The Confabulating Mind: How the Brain Creates Reality

  • Armin Schnider
Oxford University Press, 2008 284 pp, hardcover, $57.50 0199206759 | ISBN: 0-199-20675-9

Mrs. B was a 63-year-old psychiatrist who lived in Switzerland and was married to a state official. In an interview at a Geneva hospital, she complained about the rupture of a vessel in her left leg, recalled that her mother and brother had visited her earlier that day, and looked forward to a reception she would host at her home that evening. Despite her sincere belief that she was telling the truth, none of these events were real. Mrs. B was in fact a patient at the hospital, where she was recovering from a severe hemorrhage of a vessel in her brain. The striking disconnection between Mrs. B's beliefs and her current reality provides the jumping off point for Armin Schnider's fascinating new book, The Confabulating Mind.

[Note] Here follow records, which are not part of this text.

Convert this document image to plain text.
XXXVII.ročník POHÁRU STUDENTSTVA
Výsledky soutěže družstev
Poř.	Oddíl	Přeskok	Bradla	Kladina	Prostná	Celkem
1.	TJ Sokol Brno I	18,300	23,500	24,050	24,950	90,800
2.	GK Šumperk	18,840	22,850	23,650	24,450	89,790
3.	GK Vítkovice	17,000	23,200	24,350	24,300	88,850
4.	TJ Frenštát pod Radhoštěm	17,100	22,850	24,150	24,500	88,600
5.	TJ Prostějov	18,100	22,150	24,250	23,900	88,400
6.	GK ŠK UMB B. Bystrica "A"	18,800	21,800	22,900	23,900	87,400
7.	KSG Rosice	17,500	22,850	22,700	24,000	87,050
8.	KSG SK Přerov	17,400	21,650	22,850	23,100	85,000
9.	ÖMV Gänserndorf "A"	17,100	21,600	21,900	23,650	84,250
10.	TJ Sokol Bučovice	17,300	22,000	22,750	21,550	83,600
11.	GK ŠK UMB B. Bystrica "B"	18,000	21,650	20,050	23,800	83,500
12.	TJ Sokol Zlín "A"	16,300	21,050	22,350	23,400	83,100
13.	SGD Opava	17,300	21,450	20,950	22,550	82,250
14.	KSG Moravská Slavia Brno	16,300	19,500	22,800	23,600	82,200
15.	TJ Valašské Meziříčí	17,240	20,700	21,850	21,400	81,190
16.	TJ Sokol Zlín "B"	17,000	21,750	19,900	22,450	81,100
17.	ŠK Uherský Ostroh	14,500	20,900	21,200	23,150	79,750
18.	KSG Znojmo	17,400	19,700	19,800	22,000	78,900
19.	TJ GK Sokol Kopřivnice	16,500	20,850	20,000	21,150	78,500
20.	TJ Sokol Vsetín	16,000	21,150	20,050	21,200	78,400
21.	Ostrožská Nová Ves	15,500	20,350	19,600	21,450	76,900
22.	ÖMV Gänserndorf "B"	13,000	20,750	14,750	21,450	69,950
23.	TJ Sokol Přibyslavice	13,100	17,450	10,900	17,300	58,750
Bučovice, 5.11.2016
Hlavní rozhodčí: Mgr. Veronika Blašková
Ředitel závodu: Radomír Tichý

The basis for understanding the misguided convictions of patients such as Mrs. B goes all the way back to 1932, when the British psychologist Frederic C. Bartlett published a landmark volume, Remembering. In it, he argued that human memory is not a simple reproductive system, but instead involves complex constructive processes that are prone to error: when we remember, we piece together fragments of stored information under the influence of general knowledge and beliefs. Although the field took time to adopt this view, many cognitive psychologists endorsed Bartlett's constructive approach by the 1970s and the psychological study of memory distortions has flourished ever since. The picture looks a bit different when we turn to neuroscience. For much of the twentieth century, neuroscientists paid little attention to the kinds of memory distortions that Bartlett and later cognitive psychologists believed would yield crucial insights into the nature of memory. Yet there was one distortion exhibited by brain-damaged patients that attracted the attention of investigators interested in the brain and memory: confabulation, the production of fabricated narratives and experiences. Schnider's Mrs. B constitutes a classic example of a confabulating patient: she has difficulty remembering what actually happened in her past but strongly believes in the reality of her confabulations.

As Schnider points out in a chapter that contains an informative history of confabulation, neurologists had begun to provide vivid case reports of brain-damaged patients who were similar to Mrs. B as early as the 1880s. One point noted by early clinical observers, and emphasized in this book, is that multiple forms of confabulation can be distinguished, ranging from very brief or momentary confabulation to bizarre, fantastic confabulation that occurs in psychotic or demented states. The book focuses on what the author calls behaviorally spontaneous confabulation, in which patients such as Mrs. B spontaneously and frequently generate confabulated tales when attempting to deal with ongoing reality that seem plausible to an uninformed observer. One feature that is common to such patients, and that looms large in the author's theoretical approach, is the fact that the confabulations are not invented out of whole cloth; they draw on bits of actual experiences that are incorrectly assembled and confused with current reality. Mrs. B, for instance, had hosted many receptions as the wife of a state official that probably contributed to her believing she would host another that evening; her brain injury and a prior surgery probably had something to do with her belief in a nonexistent leg injury.

The book proposes that such confabulators have lost access to temporal information that normally allows a healthy individual to distinguish past from present, creating a 'temporal context confusion' that is a characteristic feature of behaviorally spontaneous confabulation. The author reviews evidence that the condition is consistently associated with damage to the posterior medial orbitofrontal cortex and to structures directly connected to it, such as the medial hypothalamus.

The book also describes empirical investigations of the author's ideas using a controlled experimental procedure that shows convincingly that temporal context confusion in confabulators is greater than in nonconfabulating amnesic patients or non-brain-damaged controls. Neuroimaging studies using a similar procedure with healthy volunteers indicate that the posterior medial orbitofrontal region is activated when memory for temporal context is required, suggesting to Schnider that this region allows us to filter memories according to their relevance to present reality, which is precisely what confabulators cannot do. Although this argument is compelling, one might question the strength of the link between the experimental results and everyday confabulation, as the former involves a temporal scrambling of events encoded after brain damage, whereas the latter typically comprises confusions among remote events that occurred well before brain damage.

The author links his findings and ideas to those of others, providing a broad overview that will bring interested readers to the cutting edge of research on confabulation. He also covers studies of neurological patients who show related memory distortions, such as pathological false recognition, the experience of inappropriate familiarity in response to novel events. Recent developments in the analysis of what are termed 'normal false memories' is also nicely integrated in this book and this is one area where both behavioral and neuroimaging studies have greatly expanded our knowledge of the cognitive and neural mechanisms underlying memory distortion in the healthy brain.

The Confabulating Mind succeeds in showing us that confabulation is not merely a neurological curiosity, but fits into an emerging theoretical picture in which neuroscience has an increasingly prominent role in illuminating the constructive nature of memory. We suspect that Bartlett would have been quite interested in what this book has to say and that investigators of memory and the brain, including researchers in the areas of memory and memory disorders and graduate students in neuroscience and psychology, will find much of value here.